Memory is one of the most critical resources of a computing platform. In this module, you will learn how memory is used in the C++ language and how memory access works on different types of machines. You will translate this knowledge into code that is at the same time clearly structured and efficient.

Learn to think about your program in a way that puts the critical hardware resource, memory, in the center of your thoughts. Apply these principles to discrete-event systems, a problem solving strategy with applications in all applied areas of science. Understand that data-oriented programming is not opposed to object-oriented programming but rather offers a way to model your objects in a way that accounts for your data structure, your algorithms, and your hardware.

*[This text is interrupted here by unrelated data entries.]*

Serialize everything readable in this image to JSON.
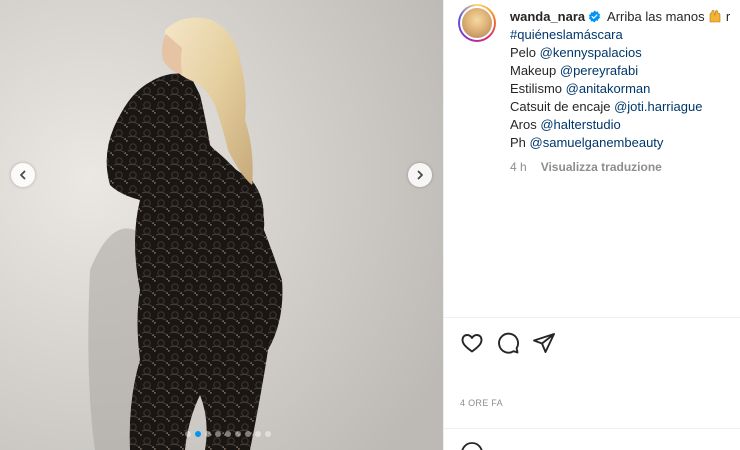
{
  "post": {
    "media": {
      "alt": "",
      "carousel_count": 9,
      "active_index": 1,
      "accent_color": "#0095f6"
    },
    "author": {
      "username": "wanda_nara",
      "verified": true,
      "verified_color": "#0095f6"
    },
    "caption": {
      "first_line": "Arriba las manos",
      "first_line_emoji": "raising-hands-emoji",
      "first_line_trailing": "r",
      "hashtag": "#quiéneslamáscara",
      "credits": [
        {
          "label": "Pelo",
          "handle": "@kennyspalacios"
        },
        {
          "label": "Makeup",
          "handle": "@pereyrafabi"
        },
        {
          "label": "Estilismo",
          "handle": "@anitakorman"
        },
        {
          "label": "Catsuit de encaje",
          "handle": "@joti.harriague"
        },
        {
          "label": "Aros",
          "handle": "@halterstudio"
        },
        {
          "label": "Ph",
          "handle": "@samuelganembeauty"
        }
      ],
      "age": "4 h",
      "translate_label": "Visualizza traduzione"
    },
    "actions": {
      "like_icon": "heart-icon",
      "comment_icon": "comment-icon",
      "share_icon": "share-icon"
    },
    "timestamp": "4 ORE FA",
    "comment_placeholder": ""
  }
}
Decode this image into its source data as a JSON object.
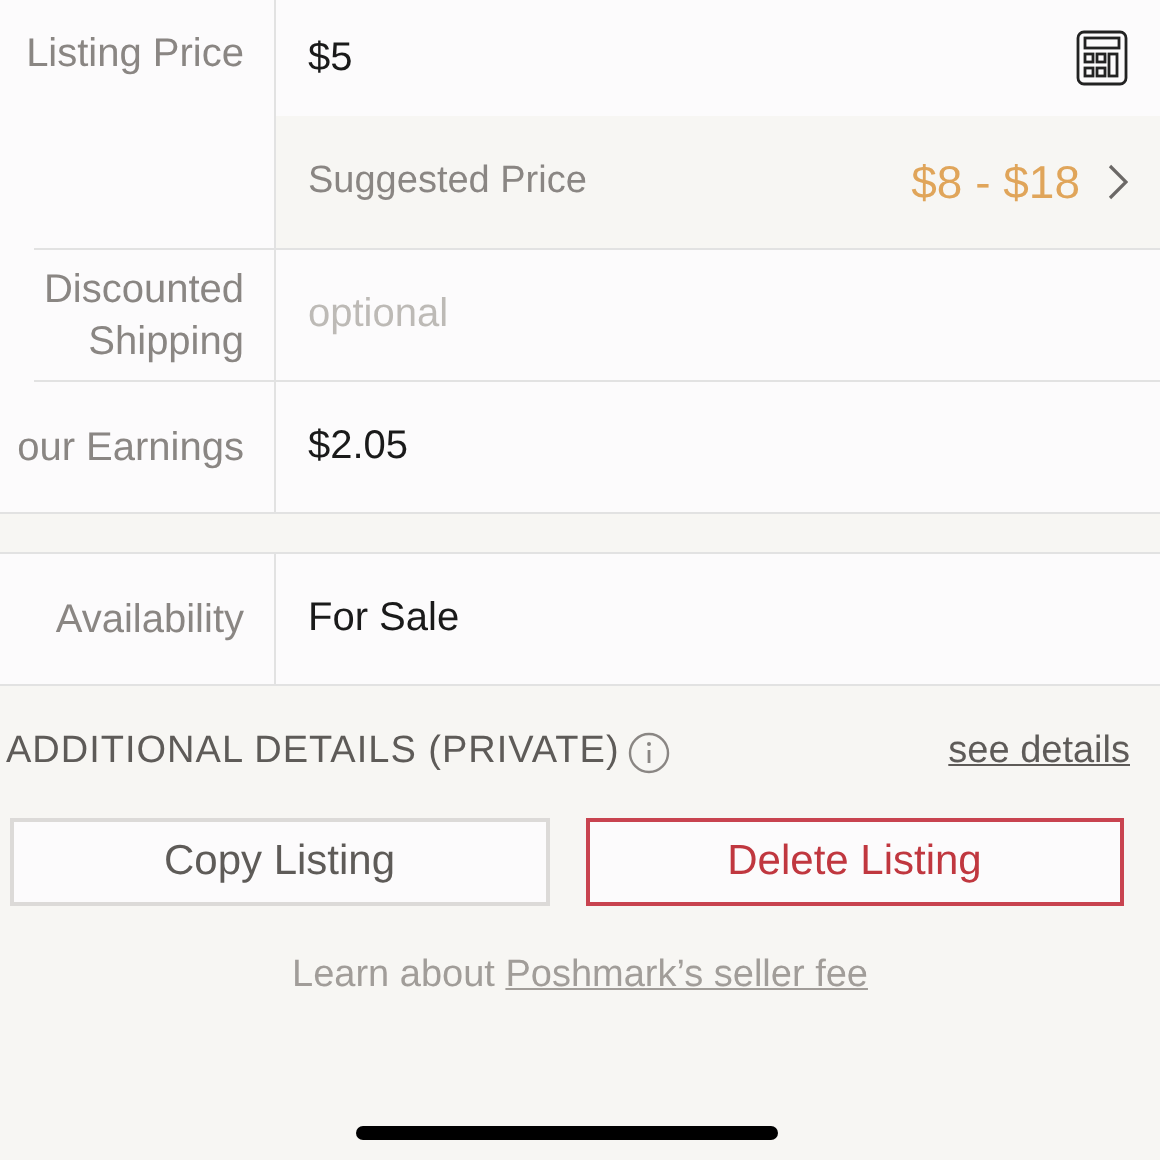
{
  "price_rows": [
    {
      "label": "Listing Price",
      "value": "$5",
      "suggested": {
        "label": "Suggested Price",
        "range": "$8 - $18"
      }
    },
    {
      "label": "Discounted\nShipping",
      "placeholder": "optional"
    },
    {
      "label": "our Earnings",
      "value": "$2.05"
    }
  ],
  "availability": {
    "label": "Availability",
    "value": "For Sale"
  },
  "additional_details": {
    "title": "ADDITIONAL DETAILS (PRIVATE)",
    "link": "see details"
  },
  "buttons": [
    {
      "label": "Copy Listing",
      "kind": "neutral"
    },
    {
      "label": "Delete Listing",
      "kind": "danger"
    }
  ],
  "footer": {
    "text": "Learn about",
    "link": "Poshmark’s seller fee"
  }
}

This module introduces you to an amazing feature available in the C++17 and onward: the ability to parallelize an algorithm with almost no effort, using C++ parallel algorithms. You will learn that you can gain a manifold speedup with simple changes by running your code on multi-core CPUs and on GPUs. You will dive once more into the working principles of computer memories to understand how to reach substantial performance improvements, and you will link the concepts of data-oriented programming to efficient paralellism.